Hay casualidades diestras y
siniestras, rojas y negras, agradables y desagradables. A veces creo
que las de un lado anulan a las del otro, porque pueden ser más
pesadas y avasalladoras que una serie de casualidades opuestas
fuertes pero mucho más sutiles. El tren hizo una breve parada en un
pueblo alemán que yo no conocía, pero donde Daniel había estado
hacía dos años y del cual tenía buenos recuerdos. Tenía que hacer
una llamada a París y, como los dulces de esta región eran famosos,
aprovecharía para comprarme unos cuantos. Yo no bajé porque Sigmund
se había dormido con la cabeza en mis piernas y me dio pena
despertarlo. Nos sonreímos sin decir nada y bajó solo. Entonces
empecé a leer El vizconde demediado; mientras,
mi parte siniestra miraba risueña por la ventana. Como las paradas
anteriores habían sido más largas, los dos calculamos que tenía
tiempo de sobra para volver, pero a los quince minutos las
puertas se cerraron y el tren se puso en marcha perezosamente. No
dándome del todo cuenta de lo que ese ruido significaba, solté el
libro, me levanté de un salto y me lancé fuera del vagón a
intentar reabrir la puerta. Sigmund me siguió espantado. Choqué
contra el cristal en vano. No había nadie alrededor. Daniel ya se
acercaba corriendo pero también se dio de bruces contra la puerta.

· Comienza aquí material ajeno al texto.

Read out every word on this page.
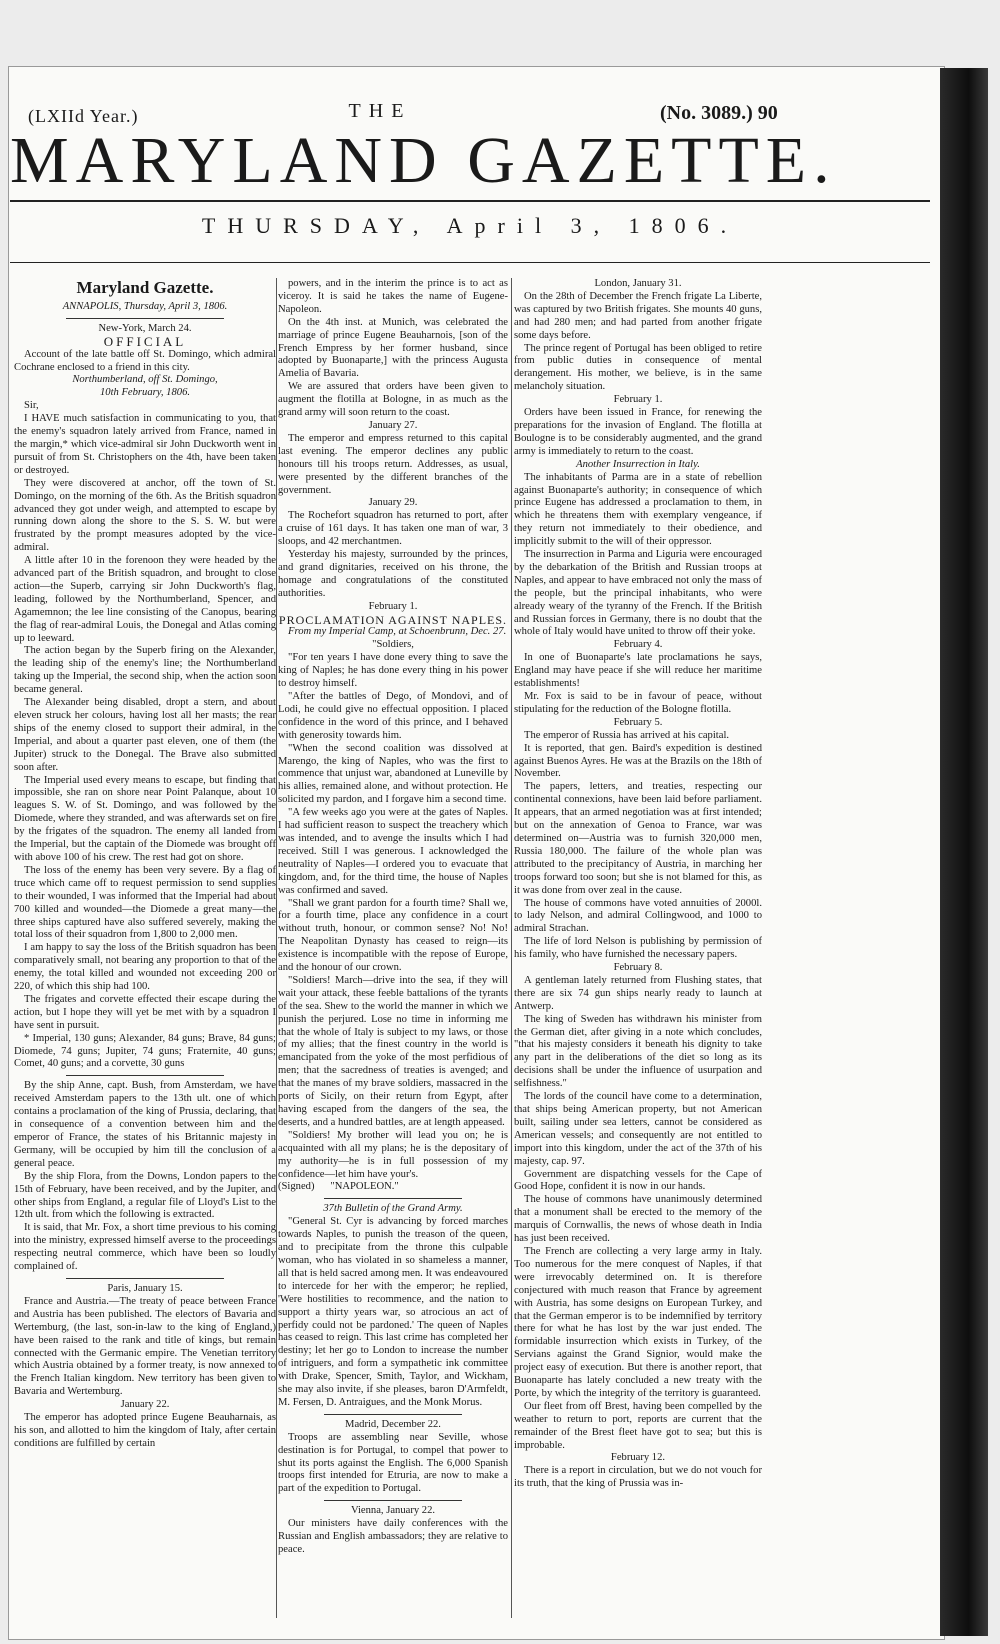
(LXIId Year.)	THE	(No. 3089.) 90
MARYLAND GAZETTE.
THURSDAY, April 3, 1806.
Maryland Gazette.

ANNAPOLIS, Thursday, April 3, 1806.

New-York, March 24.

OFFICIAL

Account of the late battle off St. Domingo, which admiral Cochrane enclosed to a friend in this city.

Northumberland, off St. Domingo,

10th February, 1806.

Sir,

I HAVE much satisfaction in communicating to you, that the enemy's squadron lately arrived from France, named in the margin,* which vice-admiral sir John Duckworth went in pursuit of from St. Christophers on the 4th, have been taken or destroyed.

They were discovered at anchor, off the town of St. Domingo, on the morning of the 6th. As the British squadron advanced they got under weigh, and attempted to escape by running down along the shore to the S. S. W. but were frustrated by the prompt measures adopted by the vice-admiral.

A little after 10 in the forenoon they were headed by the advanced part of the British squadron, and brought to close action—the Superb, carrying sir John Duckworth's flag, leading, followed by the Northumberland, Spencer, and Agamemnon; the lee line consisting of the Canopus, bearing the flag of rear-admiral Louis, the Donegal and Atlas coming up to leeward.

The action began by the Superb firing on the Alexander, the leading ship of the enemy's line; the Northumberland taking up the Imperial, the second ship, when the action soon became general.

The Alexander being disabled, dropt a stern, and about eleven struck her colours, having lost all her masts; the rear ships of the enemy closed to support their admiral, in the Imperial, and about a quarter past eleven, one of them (the Jupiter) struck to the Donegal. The Brave also submitted soon after.

The Imperial used every means to escape, but finding that impossible, she ran on shore near Point Palanque, about 10 leagues S. W. of St. Domingo, and was followed by the Diomede, where they stranded, and was afterwards set on fire by the frigates of the squadron. The enemy all landed from the Imperial, but the captain of the Diomede was brought off with above 100 of his crew. The rest had got on shore.

The loss of the enemy has been very severe. By a flag of truce which came off to request permission to send supplies to their wounded, I was informed that the Imperial had about 700 killed and wounded—the Diomede a great many—the three ships captured have also suffered severely, making the total loss of their squadron from 1,800 to 2,000 men.

I am happy to say the loss of the British squadron has been comparatively small, not bearing any proportion to that of the enemy, the total killed and wounded not exceeding 200 or 220, of which this ship had 100.

The frigates and corvette effected their escape during the action, but I hope they will yet be met with by a squadron I have sent in pursuit.

* Imperial, 130 guns; Alexander, 84 guns; Brave, 84 guns; Diomede, 74 guns; Jupiter, 74 guns; Fraternite, 40 guns; Comet, 40 guns; and a corvette, 30 guns

By the ship Anne, capt. Bush, from Amsterdam, we have received Amsterdam papers to the 13th ult. one of which contains a proclamation of the king of Prussia, declaring, that in consequence of a convention between him and the emperor of France, the states of his Britannic majesty in Germany, will be occupied by him till the conclusion of a general peace.

By the ship Flora, from the Downs, London papers to the 15th of February, have been received, and by the Jupiter, and other ships from England, a regular file of Lloyd's List to the 12th ult. from which the following is extracted.

It is said, that Mr. Fox, a short time previous to his coming into the ministry, expressed himself averse to the proceedings respecting neutral commerce, which have been so loudly complained of.

Paris, January 15.

France and Austria.—The treaty of peace between France and Austria has been published. The electors of Bavaria and Wertemburg, (the last, son-in-law to the king of England,) have been raised to the rank and title of kings, but remain connected with the Germanic empire. The Venetian territory which Austria obtained by a former treaty, is now annexed to the French Italian kingdom. New territory has been given to Bavaria and Wertemburg.

January 22.

The emperor has adopted prince Eugene Beauharnais, as his son, and allotted to him the kingdom of Italy, after certain conditions are fulfilled by certain

powers, and in the interim the prince is to act as viceroy. It is said he takes the name of Eugene-Napoleon.

On the 4th inst. at Munich, was celebrated the marriage of prince Eugene Beauharnois, [son of the French Empress by her former husband, since adopted by Buonaparte,] with the princess Augusta Amelia of Bavaria.

We are assured that orders have been given to augment the flotilla at Bologne, in as much as the grand army will soon return to the coast.

January 27.

The emperor and empress returned to this capital last evening. The emperor declines any public honours till his troops return. Addresses, as usual, were presented by the different branches of the government.

January 29.

The Rochefort squadron has returned to port, after a cruise of 161 days. It has taken one man of war, 3 sloops, and 42 merchantmen.

Yesterday his majesty, surrounded by the princes, and grand dignitaries, received on his throne, the homage and congratulations of the constituted authorities.

February 1.

PROCLAMATION AGAINST NAPLES.

From my Imperial Camp, at Schoenbrunn, Dec. 27.

"Soldiers,

"For ten years I have done every thing to save the king of Naples; he has done every thing in his power to destroy himself.

"After the battles of Dego, of Mondovi, and of Lodi, he could give no effectual opposition. I placed confidence in the word of this prince, and I behaved with generosity towards him.

"When the second coalition was dissolved at Marengo, the king of Naples, who was the first to commence that unjust war, abandoned at Luneville by his allies, remained alone, and without protection. He solicited my pardon, and I forgave him a second time.

"A few weeks ago you were at the gates of Naples. I had sufficient reason to suspect the treachery which was intended, and to avenge the insults which I had received. Still I was generous. I acknowledged the neutrality of Naples—I ordered you to evacuate that kingdom, and, for the third time, the house of Naples was confirmed and saved.

"Shall we grant pardon for a fourth time? Shall we, for a fourth time, place any confidence in a court without truth, honour, or common sense? No! No! The Neapolitan Dynasty has ceased to reign—its existence is incompatible with the repose of Europe, and the honour of our crown.

"Soldiers! March—drive into the sea, if they will wait your attack, these feeble battalions of the tyrants of the sea. Shew to the world the manner in which we punish the perjured. Lose no time in informing me that the whole of Italy is subject to my laws, or those of my allies; that the finest country in the world is emancipated from the yoke of the most perfidious of men; that the sacredness of treaties is avenged; and that the manes of my brave soldiers, massacred in the ports of Sicily, on their return from Egypt, after having escaped from the dangers of the sea, the deserts, and a hundred battles, are at length appeased.

"Soldiers! My brother will lead you on; he is acquainted with all my plans; he is the depositary of my authority—he is in full possession of my confidence—let him have your's.

(Signed) "NAPOLEON."

37th Bulletin of the Grand Army.

"General St. Cyr is advancing by forced marches towards Naples, to punish the treason of the queen, and to precipitate from the throne this culpable woman, who has violated in so shameless a manner, all that is held sacred among men. It was endeavoured to intercede for her with the emperor; he replied, 'Were hostilities to recommence, and the nation to support a thirty years war, so atrocious an act of perfidy could not be pardoned.' The queen of Naples has ceased to reign. This last crime has completed her destiny; let her go to London to increase the number of intriguers, and form a sympathetic ink committee with Drake, Spencer, Smith, Taylor, and Wickham, she may also invite, if she pleases, baron D'Armfeldt, M. Fersen, D. Antraigues, and the Monk Morus.

Madrid, December 22.

Troops are assembling near Seville, whose destination is for Portugal, to compel that power to shut its ports against the English. The 6,000 Spanish troops first intended for Etruria, are now to make a part of the expedition to Portugal.

Vienna, January 22.

Our ministers have daily conferences with the Russian and English ambassadors; they are relative to peace.

London, January 31.

On the 28th of December the French frigate La Liberte, was captured by two British frigates. She mounts 40 guns, and had 280 men; and had parted from another frigate some days before.

The prince regent of Portugal has been obliged to retire from public duties in consequence of mental derangement. His mother, we believe, is in the same melancholy situation.

February 1.

Orders have been issued in France, for renewing the preparations for the invasion of England. The flotilla at Boulogne is to be considerably augmented, and the grand army is immediately to return to the coast.

Another Insurrection in Italy.

The inhabitants of Parma are in a state of rebellion against Buonaparte's authority; in consequence of which prince Eugene has addressed a proclamation to them, in which he threatens them with exemplary vengeance, if they return not immediately to their obedience, and implicitly submit to the will of their oppressor.

The insurrection in Parma and Liguria were encouraged by the debarkation of the British and Russian troops at Naples, and appear to have embraced not only the mass of the people, but the principal inhabitants, who were already weary of the tyranny of the French. If the British and Russian forces in Germany, there is no doubt that the whole of Italy would have united to throw off their yoke.

February 4.

In one of Buonaparte's late proclamations he says, England may have peace if she will reduce her maritime establishments!

Mr. Fox is said to be in favour of peace, without stipulating for the reduction of the Bologne flotilla.

February 5.

The emperor of Russia has arrived at his capital.

It is reported, that gen. Baird's expedition is destined against Buenos Ayres. He was at the Brazils on the 18th of November.

The papers, letters, and treaties, respecting our continental connexions, have been laid before parliament. It appears, that an armed negotiation was at first intended; but on the annexation of Genoa to France, war was determined on—Austria was to furnish 320,000 men, Russia 180,000. The failure of the whole plan was attributed to the precipitancy of Austria, in marching her troops forward too soon; but she is not blamed for this, as it was done from over zeal in the cause.

The house of commons have voted annuities of 2000l. to lady Nelson, and admiral Collingwood, and 1000 to admiral Strachan.

The life of lord Nelson is publishing by permission of his family, who have furnished the necessary papers.

February 8.

A gentleman lately returned from Flushing states, that there are six 74 gun ships nearly ready to launch at Antwerp.

The king of Sweden has withdrawn his minister from the German diet, after giving in a note which concludes, "that his majesty considers it beneath his dignity to take any part in the deliberations of the diet so long as its decisions shall be under the influence of usurpation and selfishness."

The lords of the council have come to a determination, that ships being American property, but not American built, sailing under sea letters, cannot be considered as American vessels; and consequently are not entitled to import into this kingdom, under the act of the 37th of his majesty, cap. 97.

Government are dispatching vessels for the Cape of Good Hope, confident it is now in our hands.

The house of commons have unanimously determined that a monument shall be erected to the memory of the marquis of Cornwallis, the news of whose death in India has just been received.

The French are collecting a very large army in Italy. Too numerous for the mere conquest of Naples, if that were irrevocably determined on. It is therefore conjectured with much reason that France by agreement with Austria, has some designs on European Turkey, and that the German emperor is to be indemnified by territory there for what he has lost by the war just ended. The formidable insurrection which exists in Turkey, of the Servians against the Grand Signior, would make the project easy of execution. But there is another report, that Buonaparte has lately concluded a new treaty with the Porte, by which the integrity of the territory is guaranteed.

Our fleet from off Brest, having been compelled by the weather to return to port, reports are current that the remainder of the Brest fleet have got to sea; but this is improbable.

February 12.

There is a report in circulation, but we do not vouch for its truth, that the king of Prussia was in-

Soltó los dulces y rodaron por el suelo como naranjas. El tren había
empezado a moverse y caminó al lado, desconcertado. Me miraba con
desesperación, pero me di cuenta que estaba bloqueado y de que no
sabía qué hacer. Lo único que se me ocurrió fue correr de vuelta
al vagón, cerrar su mochila, abrir la ventanilla y dársela, para
que no perdiera el dinero, la documentación y el cepillo de dientes.

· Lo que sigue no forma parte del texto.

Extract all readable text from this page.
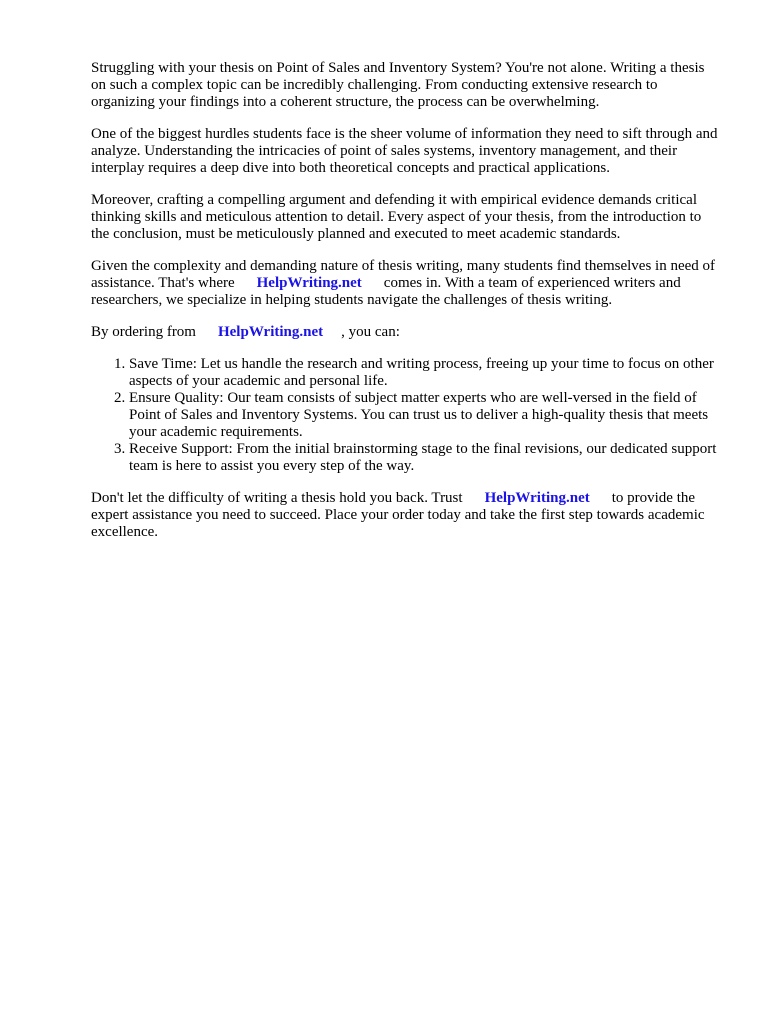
Struggling with your thesis on Point of Sales and Inventory System? You're not alone. Writing a thesis on such a complex topic can be incredibly challenging. From conducting extensive research to organizing your findings into a coherent structure, the process can be overwhelming.

One of the biggest hurdles students face is the sheer volume of information they need to sift through and analyze. Understanding the intricacies of point of sales systems, inventory management, and their interplay requires a deep dive into both theoretical concepts and practical applications.

Moreover, crafting a compelling argument and defending it with empirical evidence demands critical thinking skills and meticulous attention to detail. Every aspect of your thesis, from the introduction to the conclusion, must be meticulously planned and executed to meet academic standards.

Given the complexity and demanding nature of thesis writing, many students find themselves in need of assistance. That's where HelpWriting.net comes in. With a team of experienced writers and researchers, we specialize in helping students navigate the challenges of thesis writing.

By ordering from HelpWriting.net , you can:

1. Save Time: Let us handle the research and writing process, freeing up your time to focus on other aspects of your academic and personal life.
2. Ensure Quality: Our team consists of subject matter experts who are well-versed in the field of Point of Sales and Inventory Systems. You can trust us to deliver a high-quality thesis that meets your academic requirements.
3. Receive Support: From the initial brainstorming stage to the final revisions, our dedicated support team is here to assist you every step of the way.

Don't let the difficulty of writing a thesis hold you back. Trust HelpWriting.net to provide the expert assistance you need to succeed. Place your order today and take the first step towards academic excellence.
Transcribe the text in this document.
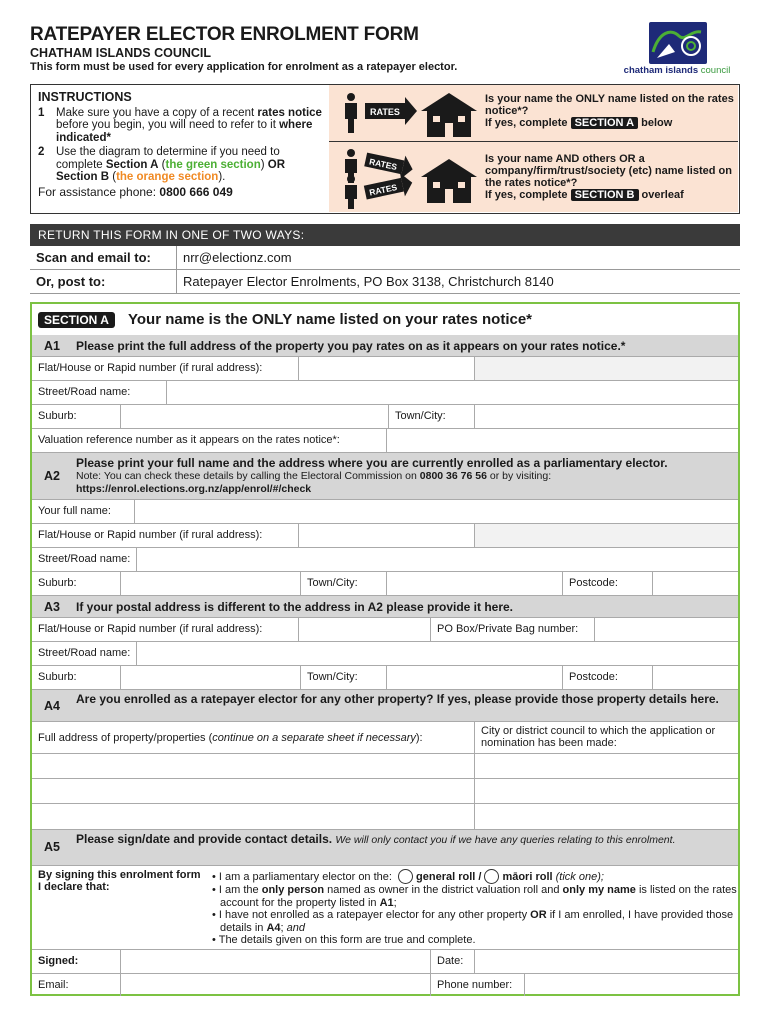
RATEPAYER ELECTOR ENROLMENT FORM
CHATHAM ISLANDS COUNCIL
This form must be used for every application for enrolment as a ratepayer elector.	chatham islands council
INSTRUCTIONS
1	Make sure you have a copy of a recent rates notice before you begin, you will need to refer to it where indicated*
2	Use the diagram to determine if you need to complete Section A (the green section) OR Section B (the orange section).
For assistance phone: 0800 666 049
RATES
Is your name the ONLY name listed on the rates notice*?
If yes, complete SECTION A below
RATES
RATES
Is your name AND others OR a company/firm/trust/society (etc) name listed on the rates notice*?
If yes, complete SECTION B overleaf
RETURN THIS FORM IN ONE OF TWO WAYS:
Scan and email to:	nrr@electionz.com
Or, post to:	Ratepayer Elector Enrolments, PO Box 3138, Christchurch 8140
SECTION A	Your name is the ONLY name listed on your rates notice*
A1 Please print the full address of the property you pay rates on as it appears on your rates notice.*
Flat/House or Rapid number (if rural address):
Street/Road name:
Suburb:	Town/City:
Valuation reference number as it appears on the rates notice*:
A2
Please print your full name and the address where you are currently enrolled as a parliamentary elector.
Note: You can check these details by calling the Electoral Commission on 0800 36 76 56 or by visiting:
https://enrol.elections.org.nz/app/enrol/#/check
Your full name:
Flat/House or Rapid number (if rural address):
Street/Road name:
Suburb:	Town/City:	Postcode:
A3 If your postal address is different to the address in A2 please provide it here.
Flat/House or Rapid number (if rural address):	PO Box/Private Bag number:
Street/Road name:
Suburb:	Town/City:	Postcode:
A4 Are you enrolled as a ratepayer elector for any other property? If yes, please provide those property details here.
Full address of property/properties (continue on a separate sheet if necessary):
City or district council to which the application or nomination has been made:
A5
Please sign/date and provide contact details. We will only contact you if we have any queries relating to this enrolment.
By signing this enrolment form I declare that:
• I am a parliamentary elector on the: general roll / māori roll (tick one);
• I am the only person named as owner in the district valuation roll and only my name is listed on the rates account for the property listed in A1;
• I have not enrolled as a ratepayer elector for any other property OR if I am enrolled, I have provided those details in A4; and
• The details given on this form are true and complete.
Signed:	Date:
Email:	Phone number:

Corrió un poco y pude ponérsela en las manos, pero ninguno abrimos
la boca para decir algo útil y pronto el tren cogió velocidad y
terminó con la posibilidad de la palabra. Yo le hice gestos que ni
siquiera entendí entonces y que querían significar un encuentro en
París. Él sólo me miraba perplejo, impotente; con la mochila
abandonada en el suelo observaba estúpidamente el alejamiento del
tren. Sigmund se había subido al asiento y le ladraba a la ventana,
protestando por este adiós tan brusco. Me crucé de brazos sobre el
borde del cristal, ladeé la cabeza y observé cómo la estación se
hacía cada vez más diminuta hasta que sólo pude verla con el
recuerdo. La mitad siniestra de mi alma lloraba, pero yo mantuve la
compostura y traté de pensar con frialdad. Entonces me di cuenta de
que acababa de lanzar mi precioso Drácula robado por la
ventanilla. Sonreí fastidiada. Me masajeé las sienes. No tenía
sentido intentar hacer que el tren se detuviera a mi capricho, no
sabía cómo contactar con él en París y no hubiera sabido cómo
hacerlo en Praga; de todas maneras ninguno de los dos tenía
intención de volver a Praga; no tenía ni una dirección, ni un
teléfono, ni siquiera sabía su apellido. Suponiendo que su plan
siguiese siendo llegar a París, no sabía cuándo podría hacerlo.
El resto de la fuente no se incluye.